Why Banking Beyond Branches

This post is written by Ryan Falvey, an SBI Consultant based in San Francisco, CA.

Mobile money practitioners are a diverse lot. We hail from dozens of countries – both developed and developing – some of us are older, with decades of experience, while others are fresh out of school. Some practitioners believe in the power of markets and are distrustful of government regulation, while others view the market as a force that must be closely regulated. Some practitioners think that conventional banks are the problem, while many believe they are the solution. However, what all of us share is a core belief that improving access to financial services, improves lives. We believe that a safe places to save, improved access to credit, and secure means of transferring funds allows people to live more comfortable, secure and productive lives.

Most of us also believe that the financial system, as it’s currently configured, doesn’t do this – especially in emerging economies. While there are nearly as many bank accounts in the world as people – 6.2 billion – there is in unequal penetration of these accounts. With nearly 3.2 accounts per adult in developed countries – equating to 81% of the population – but only .9 accounts per adult in developing countries — and only 28% banked. Since we know that bank accounts are positively associated with development and physical infrastructure, improving access to the formal financial sector is a priority. (http://bit.ly/qLYZtd)

So, how do we improve it? Unfortunately, there isn’t one clear answer. Certainly, competition is probably a good thing: more players bring more products, lower prices and push to serve more customers. Competition also breeds innovation. The widespread expansion of microfinance over the past two decades focused the attention of many banks in developing countries on the profit potential of serving the poor and unbanked. Similarly, many of those in the development finance “industry” are now looking at the new service offerings of non-banks, such as telecom enabled “mobile money”, to create a viable alternative to banks and provide further innovation, products and financial services to the billions that are still excluded from the formal financial sector.

However, as my colleague Jesse Fripp pointed out in his post last week, there is a tendency to focus on the potential of one solution – in his case mobile payments – to solve a series of intertwined and complex problems – in his example, the lack of financial services for the poor. This isn’t necessarily a bad thing; some developments, of course, are transformative. And, mobile money may seem like it might be one of those developments. Certainly it is easy to get excited about the possibility of tapping into what is certainly a transformative technology – mobile telecommunications – to offer transformative services. However, that process of developing the services and products that are being enabled by mobile telecommunication networks will not be easy. Financial products are relatively easy to design, they are significantly more difficult to market, distribute and service efficiently. Hence moving banking – or financial services – beyond the branch network will certainly require a host of perspectives, innovations and unique developments in markets throughout the world.

As such, one of SBI’s motivations for launching Banking Beyond Branches was to create a forum where practitioners, both those who work with SBI and who work in the field broadly, can share their experiences, highlight significant innovations, and debate the merits of various approaches to the challenge of moving banking beyond branches.

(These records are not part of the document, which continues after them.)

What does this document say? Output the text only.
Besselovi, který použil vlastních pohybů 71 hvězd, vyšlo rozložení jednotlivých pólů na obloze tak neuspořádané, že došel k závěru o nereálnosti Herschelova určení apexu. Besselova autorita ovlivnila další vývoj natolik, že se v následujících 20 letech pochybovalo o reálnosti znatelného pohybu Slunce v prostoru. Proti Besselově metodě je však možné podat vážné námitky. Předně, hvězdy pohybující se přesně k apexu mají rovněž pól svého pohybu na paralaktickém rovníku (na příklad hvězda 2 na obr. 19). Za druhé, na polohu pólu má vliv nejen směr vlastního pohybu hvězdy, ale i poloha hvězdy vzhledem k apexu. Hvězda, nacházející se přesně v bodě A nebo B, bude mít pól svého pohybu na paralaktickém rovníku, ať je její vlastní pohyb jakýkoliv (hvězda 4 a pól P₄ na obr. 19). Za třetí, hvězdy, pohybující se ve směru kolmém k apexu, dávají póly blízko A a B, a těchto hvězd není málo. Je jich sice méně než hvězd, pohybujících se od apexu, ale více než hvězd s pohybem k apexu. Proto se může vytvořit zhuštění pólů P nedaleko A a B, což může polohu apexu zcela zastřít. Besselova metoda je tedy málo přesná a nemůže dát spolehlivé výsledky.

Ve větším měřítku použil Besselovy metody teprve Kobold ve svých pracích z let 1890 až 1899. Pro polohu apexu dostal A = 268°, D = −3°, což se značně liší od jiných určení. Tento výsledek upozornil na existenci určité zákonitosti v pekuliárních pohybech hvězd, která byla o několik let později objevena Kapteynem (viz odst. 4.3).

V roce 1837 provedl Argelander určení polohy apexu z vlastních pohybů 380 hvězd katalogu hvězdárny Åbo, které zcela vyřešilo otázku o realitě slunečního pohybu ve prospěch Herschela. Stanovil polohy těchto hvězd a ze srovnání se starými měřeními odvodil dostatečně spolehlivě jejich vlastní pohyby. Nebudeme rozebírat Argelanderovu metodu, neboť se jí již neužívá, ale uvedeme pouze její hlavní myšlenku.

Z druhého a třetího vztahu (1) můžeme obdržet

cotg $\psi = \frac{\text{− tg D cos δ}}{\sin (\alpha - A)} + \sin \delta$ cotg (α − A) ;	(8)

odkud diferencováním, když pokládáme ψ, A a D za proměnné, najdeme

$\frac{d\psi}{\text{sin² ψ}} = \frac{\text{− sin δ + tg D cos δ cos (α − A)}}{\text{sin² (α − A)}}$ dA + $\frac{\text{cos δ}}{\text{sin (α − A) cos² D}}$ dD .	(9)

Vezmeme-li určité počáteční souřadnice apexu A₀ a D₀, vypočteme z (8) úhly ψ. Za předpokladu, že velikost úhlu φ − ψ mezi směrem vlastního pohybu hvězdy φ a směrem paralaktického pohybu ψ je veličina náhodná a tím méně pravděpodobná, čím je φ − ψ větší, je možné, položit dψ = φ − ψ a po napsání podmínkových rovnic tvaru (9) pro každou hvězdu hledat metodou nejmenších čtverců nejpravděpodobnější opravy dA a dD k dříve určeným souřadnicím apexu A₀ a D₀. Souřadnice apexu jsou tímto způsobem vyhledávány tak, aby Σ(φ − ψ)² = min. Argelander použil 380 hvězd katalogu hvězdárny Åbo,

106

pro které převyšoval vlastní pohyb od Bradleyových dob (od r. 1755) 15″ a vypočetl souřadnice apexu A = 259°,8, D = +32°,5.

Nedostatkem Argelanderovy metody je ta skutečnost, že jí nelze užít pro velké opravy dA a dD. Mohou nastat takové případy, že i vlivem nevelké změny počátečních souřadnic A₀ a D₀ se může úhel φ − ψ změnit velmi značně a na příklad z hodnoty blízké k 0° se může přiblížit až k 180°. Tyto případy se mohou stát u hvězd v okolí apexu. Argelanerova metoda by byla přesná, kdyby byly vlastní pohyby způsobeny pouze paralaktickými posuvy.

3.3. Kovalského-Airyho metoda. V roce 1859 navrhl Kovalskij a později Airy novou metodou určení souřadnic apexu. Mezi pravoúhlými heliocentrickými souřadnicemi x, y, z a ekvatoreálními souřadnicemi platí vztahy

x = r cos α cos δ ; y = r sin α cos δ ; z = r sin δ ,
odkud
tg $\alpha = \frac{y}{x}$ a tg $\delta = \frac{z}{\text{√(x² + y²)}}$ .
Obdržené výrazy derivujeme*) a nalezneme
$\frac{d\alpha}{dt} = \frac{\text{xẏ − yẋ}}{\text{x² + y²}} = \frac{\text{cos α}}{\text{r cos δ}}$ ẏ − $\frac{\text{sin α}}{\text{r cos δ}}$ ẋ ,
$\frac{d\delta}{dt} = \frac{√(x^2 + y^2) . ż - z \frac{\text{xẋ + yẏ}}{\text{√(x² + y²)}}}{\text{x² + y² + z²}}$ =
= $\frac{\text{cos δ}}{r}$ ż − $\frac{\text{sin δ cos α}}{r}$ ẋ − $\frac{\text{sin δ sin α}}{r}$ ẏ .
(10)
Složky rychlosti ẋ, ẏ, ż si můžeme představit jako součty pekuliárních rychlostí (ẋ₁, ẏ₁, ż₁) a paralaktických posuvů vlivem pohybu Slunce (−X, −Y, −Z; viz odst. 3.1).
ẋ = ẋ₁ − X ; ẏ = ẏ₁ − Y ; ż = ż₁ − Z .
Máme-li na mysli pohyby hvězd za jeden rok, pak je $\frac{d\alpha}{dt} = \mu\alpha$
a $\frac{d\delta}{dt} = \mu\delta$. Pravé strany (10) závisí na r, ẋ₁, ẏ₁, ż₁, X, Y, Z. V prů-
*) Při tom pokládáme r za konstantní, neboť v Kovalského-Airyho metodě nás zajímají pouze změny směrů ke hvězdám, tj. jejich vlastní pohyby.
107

Over the next couple of weeks, a series of posts on this site will begin to highlight these challenges – from the complex regulatory environment of India, to the managerial challenges of launching a branchless banking solution, to a discussion of technology infrastructure. Between these lines of discussion, members of the SBI team will also be sharing their thoughts on broader trends in the industry. Of course, we also invite others to comment and share their perspectives as we seek to provide a forum for the industry to present their work, challenge the status quo and, together, move banking beyond branches.